Industries in Malaysia
Malaysian pharmaceutical industry has shown a progressive growth over the years, particularly over the last one decade. The industry has invested substantially to upgrade itself in the last few years to meet the latest Good Manufacturing Practices (GMP) requirements, in accordance with the domestic as well as international Guidance. Currently the industry has the capacity to produce medicines in all dosage forms e.g. tablets (coated & non-coated), capsules (hard and soft gelatine), liquids, creams, ointments, sterile eye drops, small volume injectable (ampoules and vials), large volume infusions, dry powders for reconstitution and active pharmaceutical ingredients (API).
Local manufacturers have also developed and launched off-patent generics and herbal products using their own brands. Currently, the local industry is producing about 30 per cent of the domestic demand, as well as exporting to the Asia-Pacific Rim countries, the Middle East, Africa, Latin America and Europe. Leading Malaysian companies are also moving into the production of biologics drugs, oncology and high value-added generic compounds in-line with the growing demands in this region.
The principal regulatory authority on the production, import and sale of pharmaceuticals (including traditional medicines) in Malaysia is the Drug Control Authority (DCA) of the Ministry of Health. To date, a total of 246 pharmaceutical premises with Good Manufacturing Practices certification have registered with the DCA.

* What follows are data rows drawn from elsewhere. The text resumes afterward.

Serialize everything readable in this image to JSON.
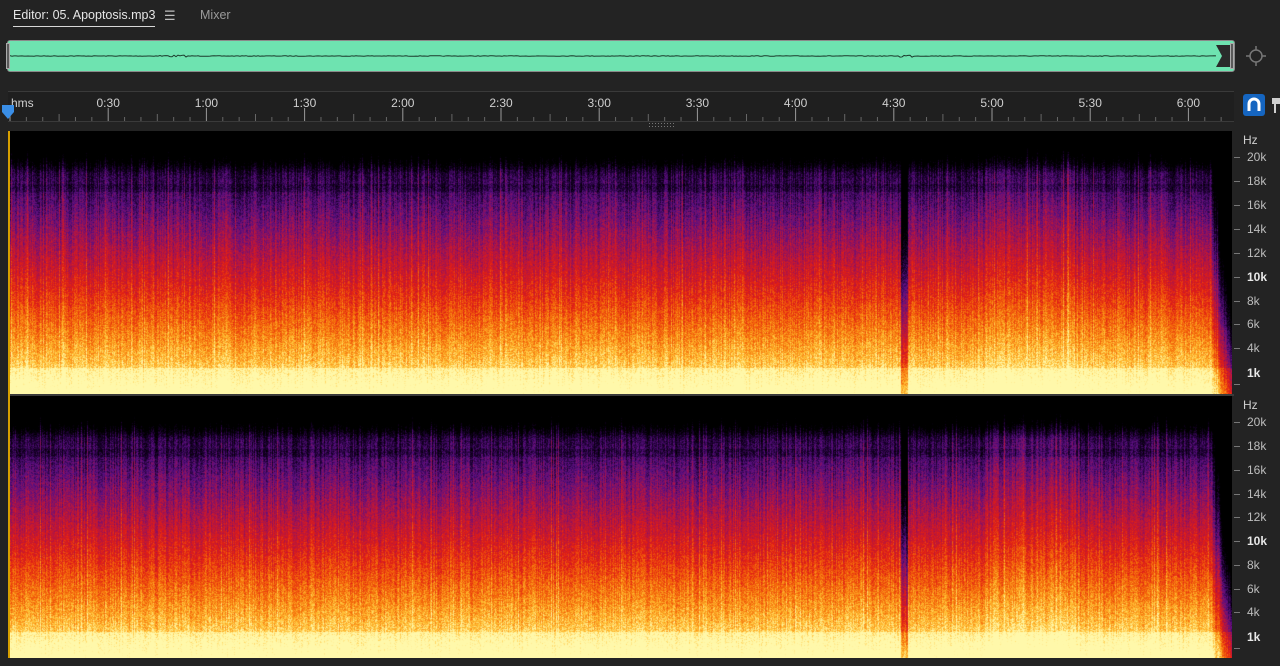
{
  "tabs": {
    "editor_label": "Editor: 05. Apoptosis.mp3",
    "menu_glyph": "☰",
    "mixer_label": "Mixer"
  },
  "ruler": {
    "units_label": "hms",
    "ticks": [
      {
        "label": "0:30",
        "seconds": 30
      },
      {
        "label": "1:00",
        "seconds": 60
      },
      {
        "label": "1:30",
        "seconds": 90
      },
      {
        "label": "2:00",
        "seconds": 120
      },
      {
        "label": "2:30",
        "seconds": 150
      },
      {
        "label": "3:00",
        "seconds": 180
      },
      {
        "label": "3:30",
        "seconds": 210
      },
      {
        "label": "4:00",
        "seconds": 240
      },
      {
        "label": "4:30",
        "seconds": 270
      },
      {
        "label": "5:00",
        "seconds": 300
      },
      {
        "label": "5:30",
        "seconds": 330
      },
      {
        "label": "6:00",
        "seconds": 360
      }
    ],
    "duration_seconds": 374
  },
  "playhead_seconds": 0,
  "frequency_axis": {
    "unit_label": "Hz",
    "max_hz": 22050,
    "labels": [
      {
        "label": "20k",
        "hz": 20000,
        "bold": false
      },
      {
        "label": "18k",
        "hz": 18000,
        "bold": false
      },
      {
        "label": "16k",
        "hz": 16000,
        "bold": false
      },
      {
        "label": "14k",
        "hz": 14000,
        "bold": false
      },
      {
        "label": "12k",
        "hz": 12000,
        "bold": false
      },
      {
        "label": "10k",
        "hz": 10000,
        "bold": true
      },
      {
        "label": "8k",
        "hz": 8000,
        "bold": false
      },
      {
        "label": "6k",
        "hz": 6000,
        "bold": false
      },
      {
        "label": "4k",
        "hz": 4000,
        "bold": false
      },
      {
        "label": "1k",
        "hz": 1000,
        "bold": true
      }
    ]
  },
  "channels": [
    "left",
    "right"
  ],
  "colors": {
    "overview_waveform": "#6ee3b0",
    "snap_button": "#1565c0",
    "playhead": "#3a8ee6",
    "selection_edge": "#d8a000"
  },
  "icons": {
    "zoom": "zoom-navigator-icon",
    "snap": "magnet-icon",
    "marker": "marker-icon",
    "menu": "hamburger-menu-icon"
  }
}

Of these, a total of 51 premises are licensed to produce modern medicines comprising mainly analgesics, antacids, anti-hypertensive, diuretics, antibiotics and anti-histamines in the form of tablets, capsules, drops, powders, creams, ointments, injectable, syrups, ophthalmic and nasal preparations. The remaining 172 premises are licensed to produce local traditional and herbal medicines.

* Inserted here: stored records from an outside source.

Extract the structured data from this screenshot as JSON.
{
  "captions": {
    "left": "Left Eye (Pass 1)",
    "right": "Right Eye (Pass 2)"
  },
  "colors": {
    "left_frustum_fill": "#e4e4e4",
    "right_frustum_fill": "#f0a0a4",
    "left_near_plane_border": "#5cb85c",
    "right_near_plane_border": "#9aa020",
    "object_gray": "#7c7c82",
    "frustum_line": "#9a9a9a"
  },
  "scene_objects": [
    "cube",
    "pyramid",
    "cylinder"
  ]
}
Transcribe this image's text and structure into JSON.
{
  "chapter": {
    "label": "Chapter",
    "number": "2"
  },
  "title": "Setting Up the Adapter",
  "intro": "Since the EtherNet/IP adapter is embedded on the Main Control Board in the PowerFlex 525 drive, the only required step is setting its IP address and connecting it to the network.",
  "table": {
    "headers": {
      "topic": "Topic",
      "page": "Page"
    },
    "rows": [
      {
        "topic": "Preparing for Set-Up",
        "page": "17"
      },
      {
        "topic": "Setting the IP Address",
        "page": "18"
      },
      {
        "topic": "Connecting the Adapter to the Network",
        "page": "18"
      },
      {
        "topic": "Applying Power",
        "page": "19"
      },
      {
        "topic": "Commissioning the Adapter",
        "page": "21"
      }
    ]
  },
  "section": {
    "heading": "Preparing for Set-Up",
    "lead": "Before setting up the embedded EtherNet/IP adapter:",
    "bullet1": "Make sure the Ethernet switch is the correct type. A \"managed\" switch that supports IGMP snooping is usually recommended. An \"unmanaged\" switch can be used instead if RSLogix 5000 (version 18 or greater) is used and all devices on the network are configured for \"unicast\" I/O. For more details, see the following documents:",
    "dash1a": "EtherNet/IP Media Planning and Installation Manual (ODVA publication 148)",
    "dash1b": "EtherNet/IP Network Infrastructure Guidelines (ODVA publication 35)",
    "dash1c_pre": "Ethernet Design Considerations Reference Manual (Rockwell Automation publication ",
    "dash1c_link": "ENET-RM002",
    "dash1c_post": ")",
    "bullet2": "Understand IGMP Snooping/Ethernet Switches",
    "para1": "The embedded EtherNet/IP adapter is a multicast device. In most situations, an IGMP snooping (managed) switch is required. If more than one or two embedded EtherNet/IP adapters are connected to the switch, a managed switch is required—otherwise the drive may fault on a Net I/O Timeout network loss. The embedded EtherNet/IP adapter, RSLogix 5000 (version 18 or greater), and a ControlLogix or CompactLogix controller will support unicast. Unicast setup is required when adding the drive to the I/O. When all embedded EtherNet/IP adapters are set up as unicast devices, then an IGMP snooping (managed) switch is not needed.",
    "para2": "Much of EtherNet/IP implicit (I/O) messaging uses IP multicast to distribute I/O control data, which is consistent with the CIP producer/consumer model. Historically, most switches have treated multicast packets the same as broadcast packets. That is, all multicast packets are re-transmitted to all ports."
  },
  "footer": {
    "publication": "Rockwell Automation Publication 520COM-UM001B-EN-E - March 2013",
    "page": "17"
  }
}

Malaysia is one of the few countries in the region that have been accepted into the Pharmaceutical Inspection Cooperation/Scheme (PIC/S). With the admission of Malaysia as a member of the Pharmaceutical Inspection Convention and Pharmaceutical Inspection Cooperation/Scheme (PIC/S) in January 2002, the country's exports of pharmaceutical products received a boost, especially among the member countries, which include the EU, Australia and Canada.
Equally attractive is the increasing global demand in halal pharmaceuticals which offer companies the opportunities to capitalise on local expertise in halal production and the global acceptance of Malaysia's halal certification as well as increasing recognition of its halal products.
Under the Healthcare National Key Economic Area (NKEA) sector, one of the key recommendations is to promote manufacturing of pharmaceuticals. New investments in the state-of-the-art technologies and compliance with international standards have enabled Malaysian companies to be strategic outsourcing partners for MNCs.
Increasingly health-conscious Malaysians have contributed to the growth of OTC food/health supplements as well as herbal and traditional medicines. This is also in line with the agriculture NKEA to capitalise on Malaysia’s competitive advantage by leveraging on Malaysia’s biodiversity, including developing diverse natural herbs into premium herbal products.
To further support the development of the pharmaceutical industry in Malaysia, increasing efforts are being undertaken by the Government to develop the clinical trial services sector. Under the purview of the National Institute of Health of the Ministry of Health (MOH), a Clinical Research Centre (CRC) has been established to conduct clinical trials, clinical epidemiology and economic research, and manage complex medical databases. The CRC comprising a network of 27 centres around the country acts as the one-stop-centre by providing a single point of contact to access all Ministry of Health hospitals and clinics to conduct clinical trials in Malaysia. These clinical trial centres have linkages to more than 50 general and district hospitals, and more than 100 health clinics as potential sites for clinical trials with access to 550 clinical investigators and 17 million patients from diverse therapeutic areas in the public health care system in Malaysia.
Malaysia has nine international contract research organisations (CROs) operating in its shores and four local CROs. The country has 138 secondary and tertiary Ministry of Health (MOH) hospitals that service over 15 million patients in various therapeutic areas, which has generated about 175 active investigators. This is merely a fraction of the approximately 2800 specialists at MOH facilities (in total there are 5000 specialists from both the public and private sectors). (Source: Contract Research at MOH Hospitals. Berita MMA 2011(January):17-18).Currently, the manufacture of pharmaceuticals, biopharmaceuticals, nutraceuticals, microbials and probiotics are eligible for Pioneer Status or Investments Tax Allowance incentives. The development, testing and production of pharmaceuticals promoted under biotechnology are eligible for High Technology Pioneer Status or Investments Tax Allowance incentives.